# Amazing Psychedelic Screen Door Filter



## otherprof (Jul 1, 2019)

Looking out toward my garage, yesterday. Taken with iPhone, upon awaking from a nap at a time of beautiful light - 7pm on Long Island, NY.  When I looked at the shots on the computer, I said "Groovy!"


----------



## zulu42 (Jul 1, 2019)

Far out, man!


----------



## vintagesnaps (Jul 1, 2019)

Put it on a T shirt!


----------



## Derrel (Jul 1, 2019)

Moire,   For the win.


----------



## 480sparky (Jul 1, 2019)

Wow, man.  It's just like the 60's!


----------



## stapo49 (Jul 1, 2019)

Break on through to the other side!

Sent from my SM-G965F using Tapatalk


----------



## Jeff15 (Jul 1, 2019)

I will have some of what you are one................


----------



## Derrel (Jul 1, 2019)

"Bob's not here,man!"


----------



## Derrel (Jul 1, 2019)

Window screen makes a beautiful diffusion filter, and if it's really dark black it can work as a cross-star filter
On points of light.

 Back in the 1980s I used to shoot a lot of photos through black fiberglass screen windows.
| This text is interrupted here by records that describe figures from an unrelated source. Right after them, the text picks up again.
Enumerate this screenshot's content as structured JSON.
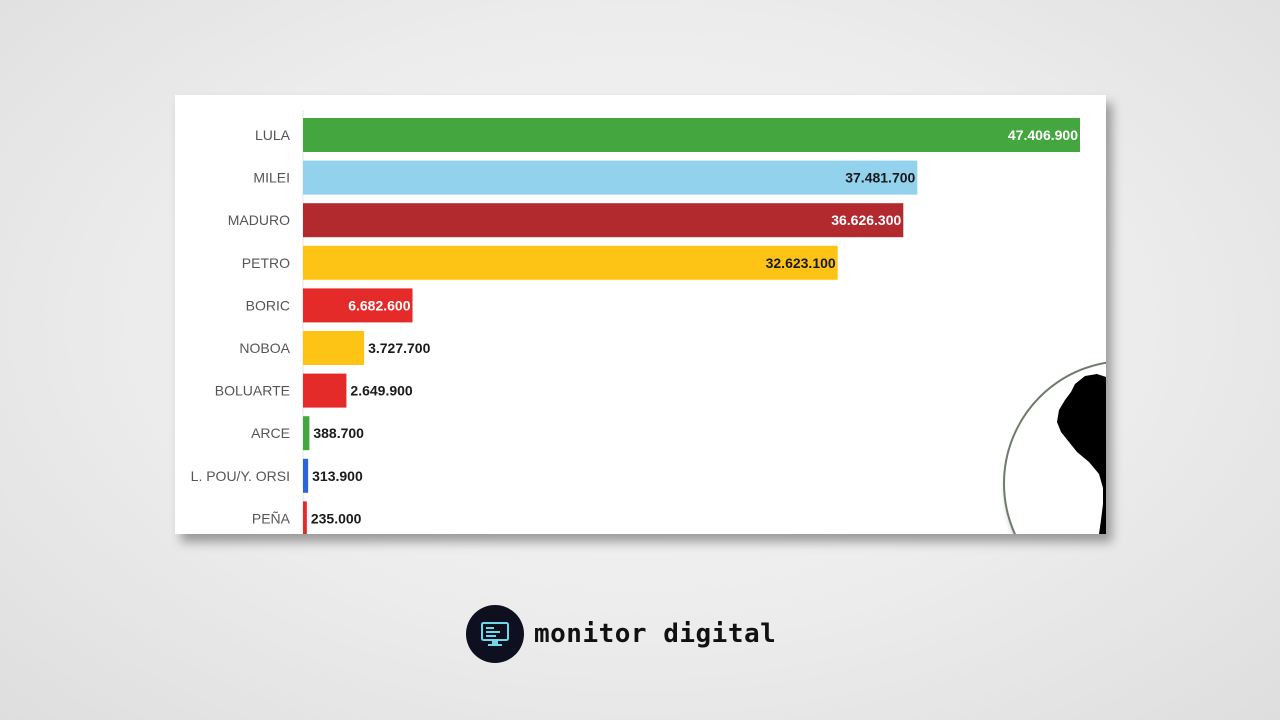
{
  "chart_data": {
    "type": "bar",
    "orientation": "horizontal",
    "categories": [
      "LULA",
      "MILEI",
      "MADURO",
      "PETRO",
      "BORIC",
      "NOBOA",
      "BOLUARTE",
      "ARCE",
      "L. POU/Y. ORSI",
      "PEÑA"
    ],
    "values": [
      47406900,
      37481700,
      36626300,
      32623100,
      6682600,
      3727700,
      2649900,
      388700,
      313900,
      235000
    ],
    "value_labels": [
      "47.406.900",
      "37.481.700",
      "36.626.300",
      "32.623.100",
      "6.682.600",
      "3.727.700",
      "2.649.900",
      "388.700",
      "313.900",
      "235.000"
    ],
    "colors": [
      "#43a63f",
      "#93d2ec",
      "#b2292e",
      "#fdc416",
      "#e52a2a",
      "#fdc416",
      "#e52a2a",
      "#43a63f",
      "#2b63d9",
      "#e52a2a"
    ],
    "label_inside": [
      true,
      true,
      true,
      true,
      true,
      false,
      false,
      false,
      false,
      false
    ],
    "label_light": [
      true,
      false,
      true,
      false,
      true,
      false,
      false,
      false,
      false,
      false
    ],
    "title": "",
    "xlabel": "",
    "ylabel": "",
    "xlim": [
      0,
      47406900
    ],
    "grid": false,
    "legend": "none"
  },
  "inset": {
    "icon": "south-america-map-icon"
  },
  "brand": {
    "icon": "computer-monitor-icon",
    "name": "monitor digital"
  }
}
If there is a lot of sun on the subject, the effect is often a very beautiful diffusion effect, similar to what is seen here on the cactus.


----------



## K9Kirk (Jul 3, 2019)

I can dig it, man!


----------



## zulu42 (Jul 3, 2019)

Even the thread title sounds like a band name from '69

"Live at the Filmore..."
"The act you've all been waiting for..."
Amazing Psychedelic Screen Door Filter!!


----------



## K9Kirk (Jul 3, 2019)

zulu42 said:


> Even the thread title sounds like a band name from '69
> 
> "Live at the Filmore..."
> "The act you've all been waiting for..."
> Amazing Psychedelic Screen Door Filter!!





 

H.R. Puff N Stuff agrees!


----------



## zulu42 (Jul 3, 2019)

I think the thread title would look good printed above the photo on the T-shirt!


----------



## 480sparky (Jul 3, 2019)




----------